For instance, if a customer continues to buy products or services from your business for 10 years and spends $10 per year, his or her customer lifetime value is $100, minus any money you spent to acquire that customer.
How to calculate CLTV?
CLV = [Average value of a purchase * Number of times the customer will buy each year * Average length of the customer relationship (in years)] - (Cost of acquiring and serving the customer)
Example: Imagine you are selling shoes from an e-commerce platform. You spent $10 in advertising to attract a customer. The Customer continues to buy an average of 2 shoes per year for the next 10 years. Your profit margin on each shoe is $10. You will generate a profit of $200 from the customer over the next 10 years. If we subtract the cost of acquiring the customer, you’ll get the net customer lifetime value of $190.
Here is another way to calculate CLTV using Average Customer Lifespan(ACL):
Step1: Calculate Average Order Size (AOS)
AOS = Total Revenue / Total # of orders
Step2: Calculate Average Order Frequency (AOF)
AOF = Total # of orders / Total # of Customers
Step3: Calculate Average Customer Value (ACV).
ACV = AOS / AOF
Step5: Calculate Average Customer Lifespan (ACL).
ACL = 1st Order Date - Last Order Date
Finally Customer Lifetime Value (CLV) = ACL / ACV.
Importance of CLTV?
Calculating the CLV for different customers helps in a number of ways, mainly regarding business decision-making. Knowing your CLV you can determine, among other things:
How much you can spend to acquire a similar customer and still have a profitable relationship: It means if you estimate one customer’s CLV to be $500, you wouldn’t spend more than that to try and keep the relationship. It just wouldn’t be profitable for you.

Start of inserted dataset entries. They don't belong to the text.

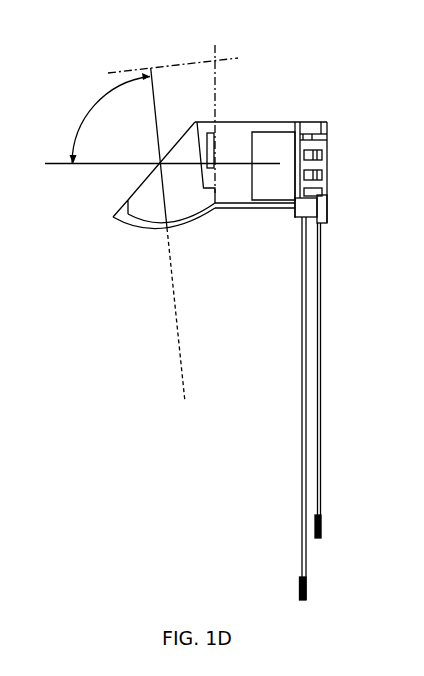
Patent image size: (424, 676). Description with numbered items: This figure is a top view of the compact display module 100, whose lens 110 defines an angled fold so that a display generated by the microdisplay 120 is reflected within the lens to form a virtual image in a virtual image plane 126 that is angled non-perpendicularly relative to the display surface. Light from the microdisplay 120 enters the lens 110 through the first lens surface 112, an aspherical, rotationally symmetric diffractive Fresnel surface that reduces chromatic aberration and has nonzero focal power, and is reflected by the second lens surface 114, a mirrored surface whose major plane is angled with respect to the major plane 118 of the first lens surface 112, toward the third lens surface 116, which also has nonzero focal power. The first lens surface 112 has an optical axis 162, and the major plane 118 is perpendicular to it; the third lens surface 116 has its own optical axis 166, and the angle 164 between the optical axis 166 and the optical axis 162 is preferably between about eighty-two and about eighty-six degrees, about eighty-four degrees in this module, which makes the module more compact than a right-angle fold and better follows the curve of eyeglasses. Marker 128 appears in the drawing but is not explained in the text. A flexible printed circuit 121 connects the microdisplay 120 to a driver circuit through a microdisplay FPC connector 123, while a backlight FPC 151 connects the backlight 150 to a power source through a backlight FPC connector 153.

The compact display module 100 is at (365, 70).
The lens 110 is at (190, 197).
The first lens surface 112 is at (217, 194).
The second lens surface 114 is at (127, 198).
The third lens surface 116 is at (152, 230).
The major plane of the first lens surface 118 is at (217, 106).
The microdisplay 120 is at (307, 191).
The flexible printed circuit 121 is at (302, 415).
The microdisplay FPC connector 123 is at (300, 589).
The virtual image plane 126 is at (156, 65).
The angle marker 128 is at (192, 66).
The backlight 150 is at (328, 131).
The backlight FPC 151 is at (321, 445).
The backlight FPC connector 153 is at (321, 528).
The optical axis of the first lens surface 162 is at (60, 164).
The angle 164 is at (100, 100).
The optical axis of the third lens surface 166 is at (177, 296).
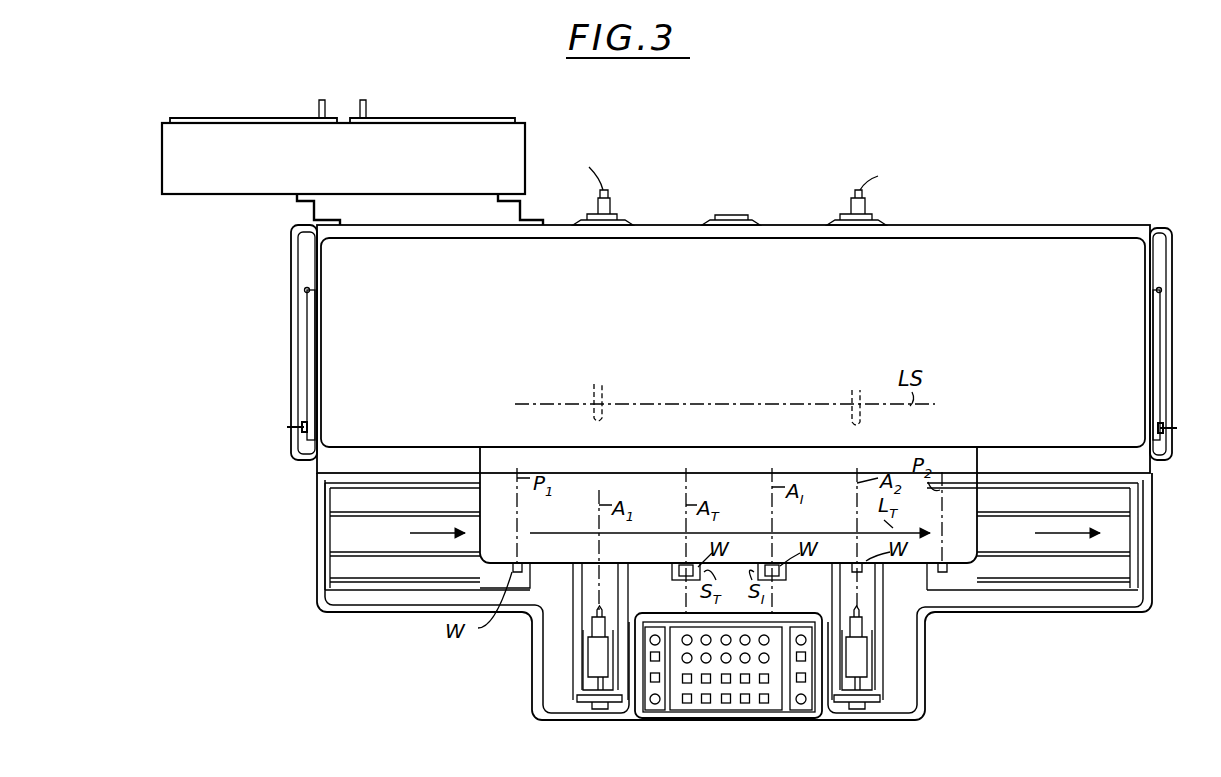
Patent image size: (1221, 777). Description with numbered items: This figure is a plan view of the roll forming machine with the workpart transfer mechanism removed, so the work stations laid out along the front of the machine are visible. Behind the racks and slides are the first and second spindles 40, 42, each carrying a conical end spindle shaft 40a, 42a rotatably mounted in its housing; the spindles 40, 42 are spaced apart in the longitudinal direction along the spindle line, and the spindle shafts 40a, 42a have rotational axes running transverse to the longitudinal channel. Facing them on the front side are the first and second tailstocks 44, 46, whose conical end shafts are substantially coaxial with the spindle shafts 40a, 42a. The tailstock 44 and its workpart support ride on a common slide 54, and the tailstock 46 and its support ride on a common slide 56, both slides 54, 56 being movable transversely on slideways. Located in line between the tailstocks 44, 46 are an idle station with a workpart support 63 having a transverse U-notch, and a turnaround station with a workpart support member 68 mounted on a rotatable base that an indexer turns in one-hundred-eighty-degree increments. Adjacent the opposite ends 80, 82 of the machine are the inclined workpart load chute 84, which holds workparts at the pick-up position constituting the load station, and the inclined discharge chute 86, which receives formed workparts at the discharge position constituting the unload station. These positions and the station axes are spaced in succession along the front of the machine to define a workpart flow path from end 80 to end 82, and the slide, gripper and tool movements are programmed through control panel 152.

The first spindle 40 is at (629, 214).
The spindle shaft 40a is at (606, 398).
The second spindle 42 is at (846, 213).
The spindle shaft 42a is at (851, 398).
The first tailstock 44 is at (588, 663).
The second tailstock 46 is at (862, 660).
The slide 54 is at (607, 590).
The slide 56 is at (845, 598).
The workpart support 63 is at (786, 572).
The workpart support member 68 is at (672, 572).
The end of the machine 80 is at (312, 573).
The end of the machine 82 is at (1160, 546).
The workpart load chute 84 is at (342, 533).
The workpart discharge chute 86 is at (1125, 501).
The control panel 152 is at (772, 697).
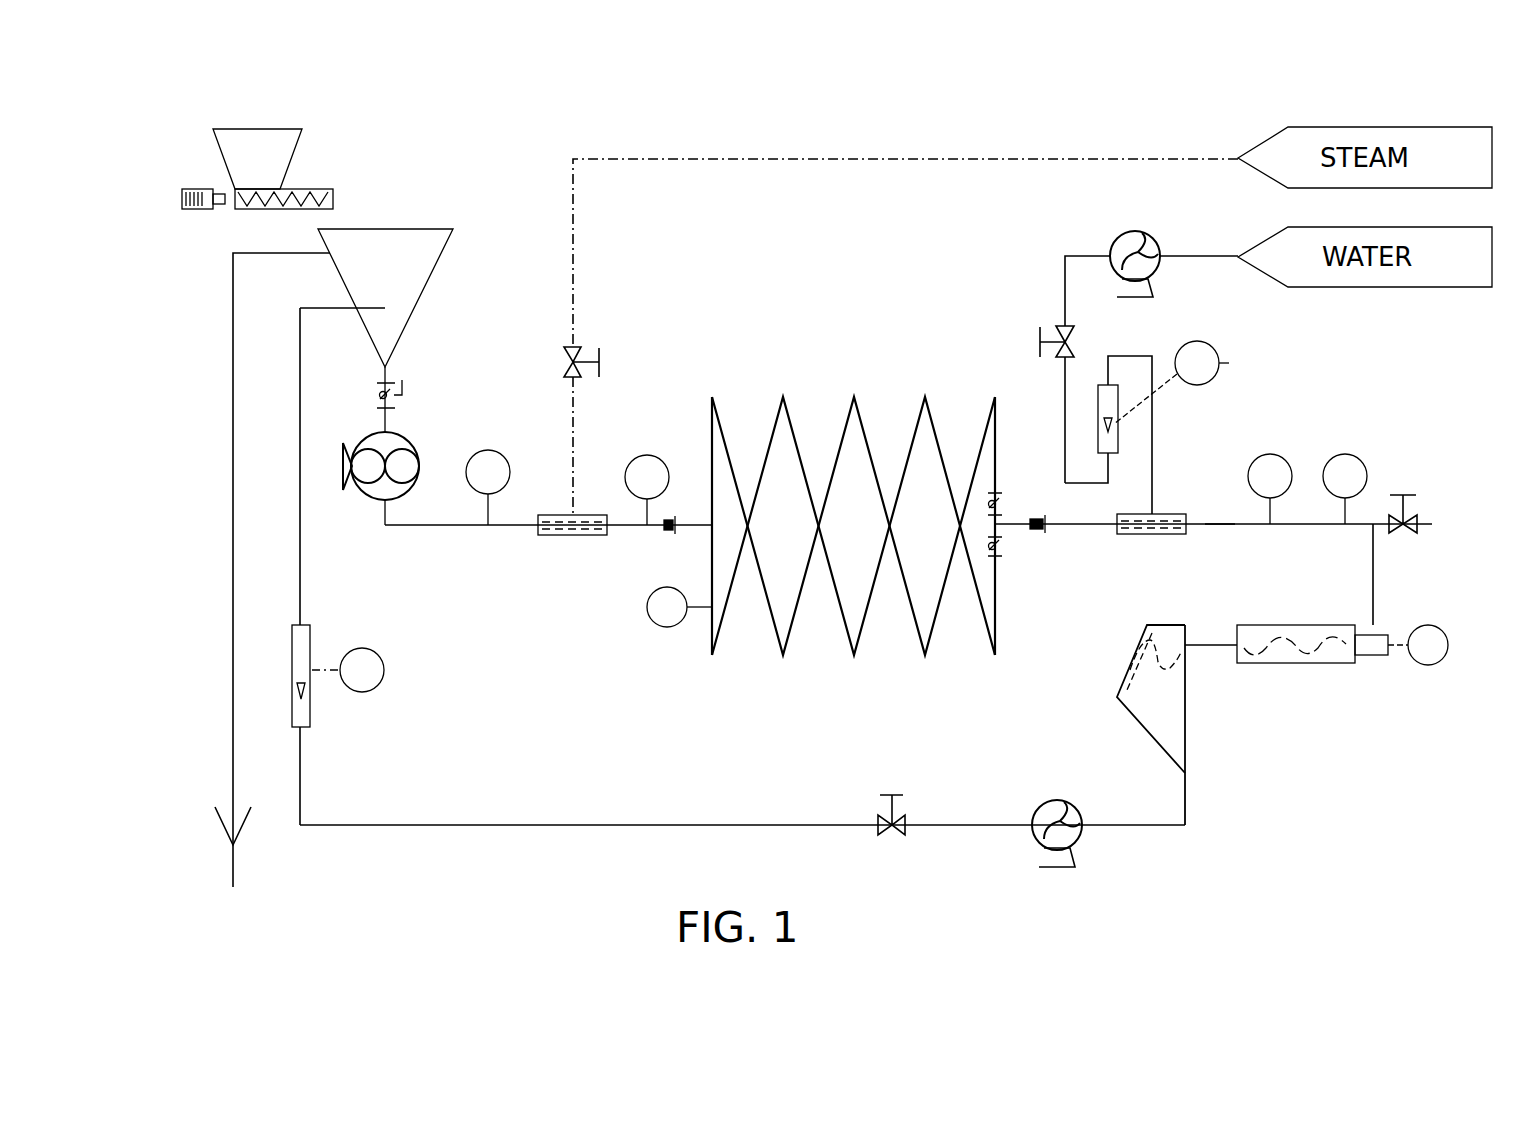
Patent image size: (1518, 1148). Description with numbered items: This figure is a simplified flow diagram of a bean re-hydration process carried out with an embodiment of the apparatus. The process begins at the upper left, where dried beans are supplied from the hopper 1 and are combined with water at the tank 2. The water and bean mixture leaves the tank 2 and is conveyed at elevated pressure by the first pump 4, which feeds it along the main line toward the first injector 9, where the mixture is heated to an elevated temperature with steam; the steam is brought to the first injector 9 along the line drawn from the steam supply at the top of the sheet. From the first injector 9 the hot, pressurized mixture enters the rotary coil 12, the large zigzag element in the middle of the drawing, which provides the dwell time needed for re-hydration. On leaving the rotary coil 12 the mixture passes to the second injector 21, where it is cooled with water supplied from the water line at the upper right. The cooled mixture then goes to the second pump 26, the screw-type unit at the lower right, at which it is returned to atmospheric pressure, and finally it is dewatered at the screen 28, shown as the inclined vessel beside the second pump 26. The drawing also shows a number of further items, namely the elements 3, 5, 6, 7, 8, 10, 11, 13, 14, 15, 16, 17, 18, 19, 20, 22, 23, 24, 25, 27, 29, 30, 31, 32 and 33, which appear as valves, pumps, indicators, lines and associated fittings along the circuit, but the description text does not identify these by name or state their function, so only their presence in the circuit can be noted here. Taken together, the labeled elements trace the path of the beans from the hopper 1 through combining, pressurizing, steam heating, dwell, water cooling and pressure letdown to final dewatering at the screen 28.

The hopper 1 is at (300, 187).
The tank 2 is at (418, 228).
The valve V1 3 is at (402, 383).
The first pump 4 is at (400, 432).
The feed pipe 5 is at (437, 525).
The pressure indicator 6 is at (488, 450).
The steam line 7 is at (573, 208).
The steam valve V2 8 is at (580, 347).
The first injector 9 is at (575, 515).
The temperature indicator 10 is at (651, 455).
The back-pressure device 11 is at (664, 530).
The rotary coil 12 is at (775, 637).
The extruder motor 13 is at (667, 627).
The valve V4 14 is at (998, 492).
The valve V5 15 is at (1000, 552).
The orifice / restrictor 16 is at (1045, 530).
The water supply line 17 is at (1203, 258).
The water pump P4 18 is at (1112, 232).
The valve V3 19 is at (1060, 328).
The flow indicator 20 is at (1167, 427).
The second injector 21 is at (1148, 536).
The outlet pipe 22 is at (1220, 524).
The pressure indicator 23 is at (1270, 454).
The temperature indicator 24 is at (1345, 454).
The valve V6 25 is at (1408, 492).
The second pump 26 is at (1338, 665).
The feeder motor 27 is at (1428, 665).
The screen 28 is at (1190, 723).
The recycle pipe 29 is at (1186, 827).
The pump P3 30 is at (1057, 800).
The valve V7 31 is at (906, 828).
The flow indicator 32 is at (384, 670).
The outlet line 33 is at (233, 367).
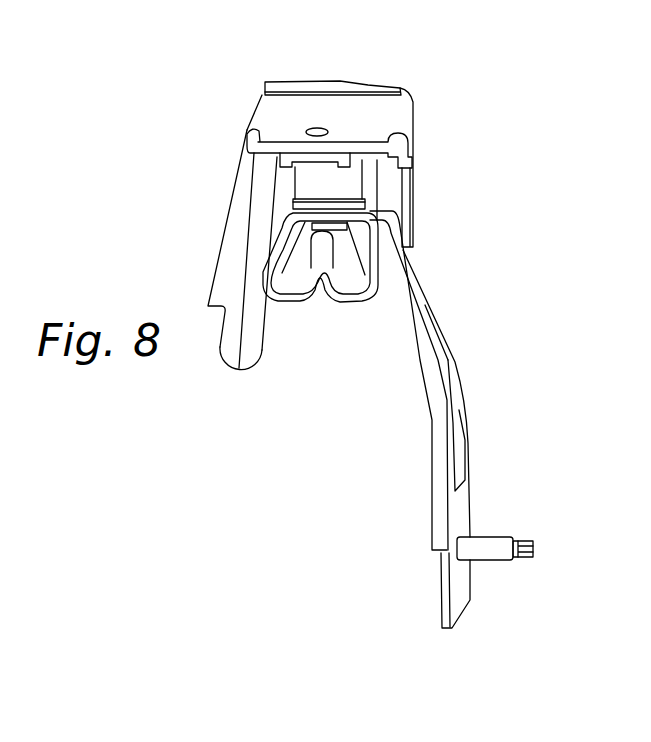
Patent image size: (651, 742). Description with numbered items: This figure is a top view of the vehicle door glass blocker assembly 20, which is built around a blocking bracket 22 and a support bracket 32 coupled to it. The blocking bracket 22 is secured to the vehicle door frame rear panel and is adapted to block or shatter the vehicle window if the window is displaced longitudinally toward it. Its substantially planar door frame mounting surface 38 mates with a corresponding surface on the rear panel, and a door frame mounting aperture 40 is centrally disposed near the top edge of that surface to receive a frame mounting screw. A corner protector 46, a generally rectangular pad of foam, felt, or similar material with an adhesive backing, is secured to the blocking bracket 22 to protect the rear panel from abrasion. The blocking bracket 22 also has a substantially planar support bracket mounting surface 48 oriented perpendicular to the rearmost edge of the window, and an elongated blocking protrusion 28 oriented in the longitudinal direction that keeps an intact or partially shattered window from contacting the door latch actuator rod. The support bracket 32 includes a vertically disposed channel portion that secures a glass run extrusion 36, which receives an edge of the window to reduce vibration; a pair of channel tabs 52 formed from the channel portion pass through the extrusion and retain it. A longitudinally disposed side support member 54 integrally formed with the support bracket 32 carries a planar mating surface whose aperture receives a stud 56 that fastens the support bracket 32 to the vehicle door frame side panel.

It’s a faster path to additional revenue through retention: The best way to maximize customer lifetime value is by investing in retention. For example, for every 1% of shoppers who return to your e-commerce site after their first visit, your revenue increases by approximately 10%. So if you retain 10% more of your existing customers, your revenue effectively doubles.
It helps you analyze the kind of products customers are attracted to: The customers with higher CLTV also give insight about the product. If more number of customers having higher CLTV buys a similar product, that means that the product is delivering good value for the customer’s money.